By Heidi Toth
Meet Mike Taylor.
Graduate program: Master’s in computer science
Campus: Flagstaff Mountain
On graduation day, Mike Taylor will don his robes, put on a graduation cap and march into the Skydome to celebrate earning his degree from NAU.
It’s a familiar scene for the Cline Library employee and almost-three-time NAU graduate, who returned to school a few years ago for his master’s degree in computer science, building on his bachelor’s in mathematics and master’s in teaching mathematics.
Taylor spent the first part of his career teaching math, including for the Peace Corps in Africa (he taught math in French) and in the Dominican Republic, then started at the technology services unit at Cline Library in 2000.
“While I was teaching, I was always the go-to person when it came to technology,” he said. “I’ve always enjoyed working with and learning about computers, coding, networking and all aspects of technology.”
He was hired at Cline to provide tech support and training, but as he took on more leadership responsibilities he found himself leading the systems and networks team, which includes writing code and building tools with software. Unable to go the self-teaching route any longer, he enrolled in the computer science program.
His thesis project was a two-year combination of his love of coding and education. Taylor, intrigued by the collections housed in Special Collections and Archives (SCA), created a program to find all the words that refer to places in the oral history transcripts, figures out the correct coordinates for each place and represents all those locations on a map for each oral history. It will help users find where stories in the oral histories are located.

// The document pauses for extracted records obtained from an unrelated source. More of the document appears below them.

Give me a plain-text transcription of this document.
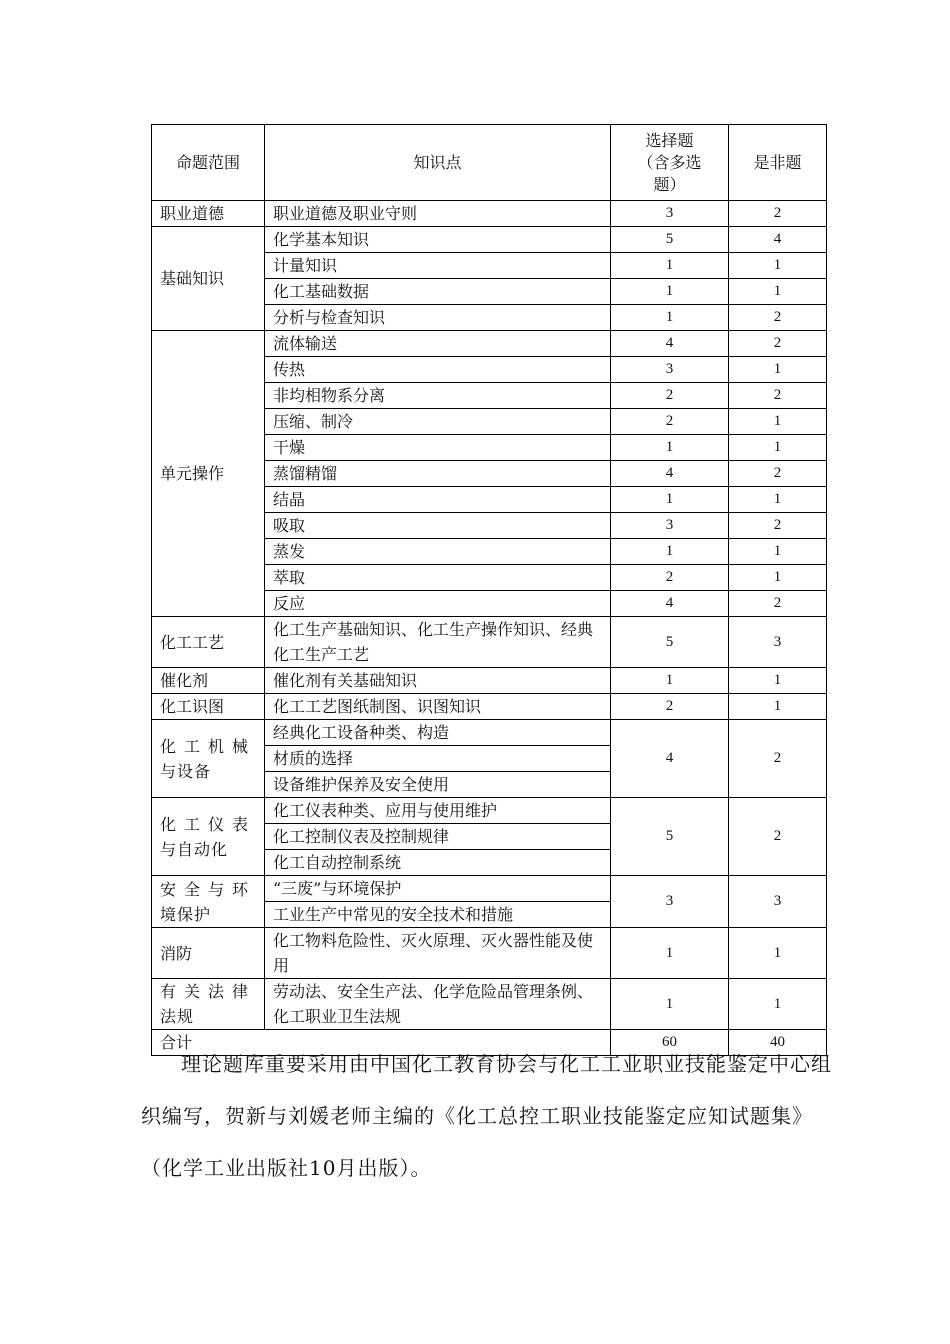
命题范围	知识点	选择题
（含多选
题）	是非题

职业道德	职业道德及职业守则	3	2

基础知识	化学基本知识	5	4
	计量知识	1	1
	化工基础数据	1	1
	分析与检查知识	1	2

单元操作	流体输送	4	2
	传热	3	1
	非均相物系分离	2	2
	压缩、制冷	2	1
	干燥	1	1
	蒸馏精馏	4	2
	结晶	1	1
	吸取	3	2
	蒸发	1	1
	萃取	2	1
	反应	4	2

化工工艺	化工生产基础知识、化工生产操作知识、经典化工生产工艺	5	3

催化剂	催化剂有关基础知识	1	1

化工识图	化工工艺图纸制图、识图知识	2	1

化工机械
与设备	经典化工设备种类、构造	4	2
	材质的选择		
	设备维护保养及安全使用		

化工仪表
与自动化	化工仪表种类、应用与使用维护	5	2
	化工控制仪表及控制规律		
	化工自动控制系统		

安全与环
境保护	“三废”与环境保护	3	3
	工业生产中常见的安全技术和措施		

消防	化工物料危险性、灭火原理、灭火器性能及使用	1	1

有关法律
法规	劳动法、安全生产法、化学危险品管理条例、化工职业卫生法规	1	1
合计		60	40

理论题库重要采用由中国化工教育协会与化工工业职业技能鉴定中心组织编写，贺新与刘媛老师主编的《化工总控工职业技能鉴定应知试题集》（化学工业出版社10月出版）。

Post-graduation, Taylor, who worked full-time throughout his second master’s degree, wants to see what his team can create to help the library. He also wants to take a break; there are no plans for degree No. 4, even though his time as an NAU student has been a positive experience.
“I really enjoyed interacting with my fellow students,” Taylor said. “I didn’t know how I would be accepted as someone who is a bit older than they are, but once I got over myself I realized they just saw me as another student. I was also initially fearful of group work—this wasn’t as common in the ‘80s and ‘90s as it is now. But it turned out to be a great experience, and I’ve learned a lot from other students.”